Darum gilt das biblische Wort aus 2. Mose 10,2: „Erzähl es deinen Kindern…“ Bringt eure Kinder in die armenische Schule, in den Gottesdienst, in die Jugendgruppe! Lasst sie Geschichte, Sprache und Glauben erlernen, damit sie zu Brückenbauern werden. Erzählt ihnen nicht nur von der Wunde, sondern auch von der Würde, nicht nur von Golgatha, sondern auch von Ostern.

V. Hoffnung, die wirkt

Liebe Gemeinde, Gedenken darf nicht in Trauer erstarren. Ostern ruft uns in die Bewegung der Hoffnung. Der leere Grabstein ist Gottes Protest gegen jeden Schlussstrich und jede Lüge. Unsere Märtyrer mahnen uns, die Wahrheit zu sprechen; Christus mahnt uns, den Hass nicht mit Hass zu beantworten.
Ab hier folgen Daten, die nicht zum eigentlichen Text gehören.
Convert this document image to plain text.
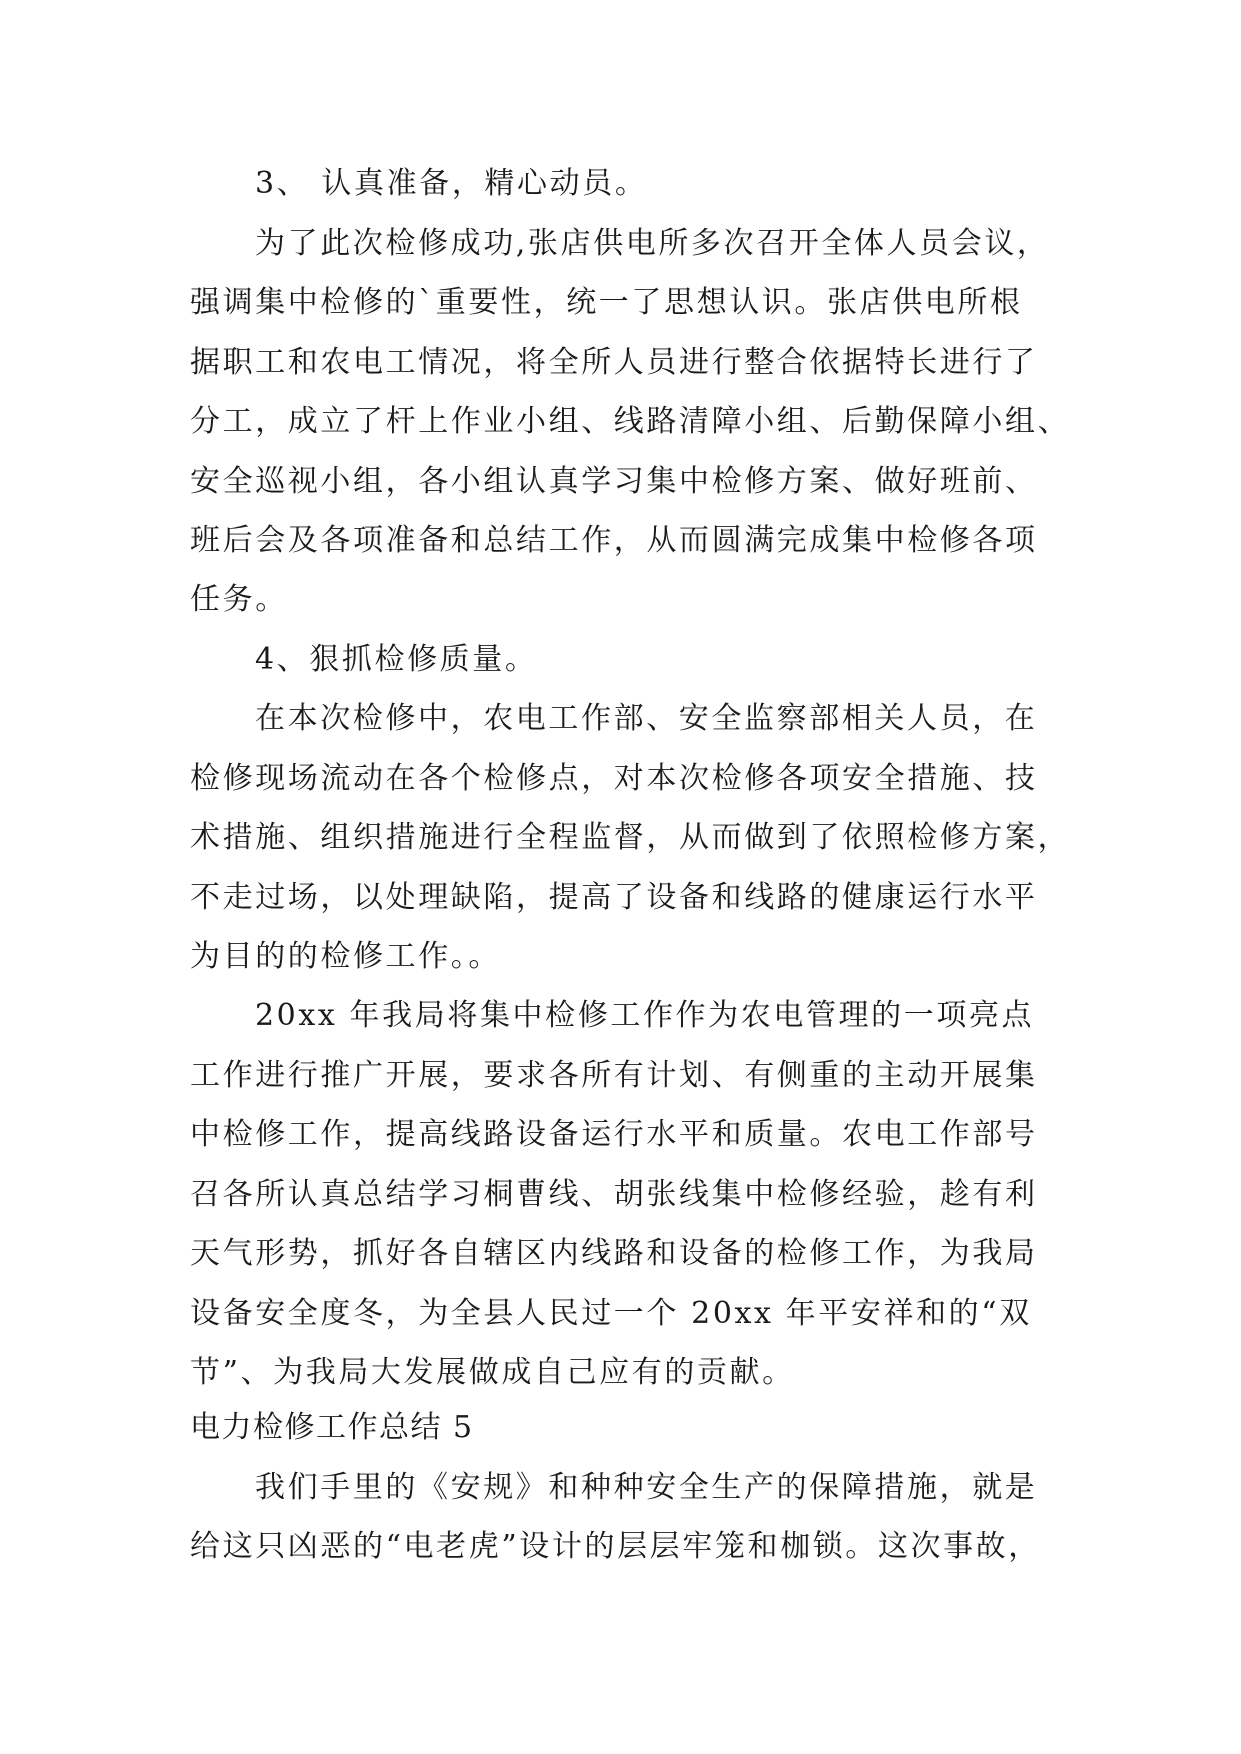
3、 认真准备，精心动员。
为了此次检修成功,张店供电所多次召开全体人员会议，
强调集中检修的`重要性，统一了思想认识。张店供电所根
据职工和农电工情况，将全所人员进行整合依据特长进行了
分工，成立了杆上作业小组、线路清障小组、后勤保障小组、
安全巡视小组，各小组认真学习集中检修方案、做好班前、
班后会及各项准备和总结工作，从而圆满完成集中检修各项
任务。
4、狠抓检修质量。
在本次检修中，农电工作部、安全监察部相关人员，在
检修现场流动在各个检修点，对本次检修各项安全措施、技
术措施、组织措施进行全程监督，从而做到了依照检修方案，
不走过场，以处理缺陷，提高了设备和线路的健康运行水平
为目的的检修工作。。
20xx 年我局将集中检修工作作为农电管理的一项亮点
工作进行推广开展，要求各所有计划、有侧重的主动开展集
中检修工作，提高线路设备运行水平和质量。农电工作部号
召各所认真总结学习桐曹线、胡张线集中检修经验，趁有利
天气形势，抓好各自辖区内线路和设备的检修工作，为我局
设备安全度冬，为全县人民过一个 20xx 年平安祥和的“双
节”、为我局大发展做成自己应有的贡献。
电力检修工作总结 5
我们手里的《安规》和种种安全生产的保障措施，就是
给这只凶恶的“电老虎”设计的层层牢笼和枷锁。这次事故，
Ich schließe mit drei Bitten:

  1. An die Politik: Verwirklichen Sie die Resolutionen, schützen Sie unsere MitbürgerInnen, stellen Sie sich klar gegen Armenophobie!

  2. An die internationale Gemeinschaft: Erzwingen Sie Verantwortung der Täter – denn ohne Gerechtigkeit bleibt Frieden Illusion.

  3. An uns alle: Pflegen wir Einheit in der Vielfalt, erzählen wir unseren Kindern die Wahrheit und leben wir aus der Hoffnung der Auferstehung.

Doch diese Hoffnung entbindet die Politik nicht von ihrer Verantwortung. Im Gegenteil: Sie fordert sie heraus, der prophetischen Dimension der Gerechtigkeit gerecht zu werden. Dietrich Bonhoeffer formulierte es so: „Es gibt keinen Weg zum Frieden auf dem Weg der Sicherheit. Denn Friede muss gewagt werden.“

So wagen auch wir heute, den Frieden zu fordern – aber einen Frieden, der auf Wahrheit und Gerechtigkeit beruht, nicht auf dem Verschweigen von Verbrechen. Einen Frieden, der die Würde der Opfer achtet und die Verantwortung der Täter einfordert. Einen Frieden, wie ihn der Prophet Jesaja beschreibt: „Das Werk der Gerechtigkeit wird Friede sein“ (Jes 32,17).

In diesem Sinne reichen wir der Politik die Hand – nicht zur schweigenden Komplizenschaft, sondern zur mutigen Zusammenarbeit im Dienst der Wahrheit und der Versöhnung. Möge Gott uns allen die Kraft geben, den unbequemen, aber notwendigen Weg der Gerechtigkeit zu gehen. Amen.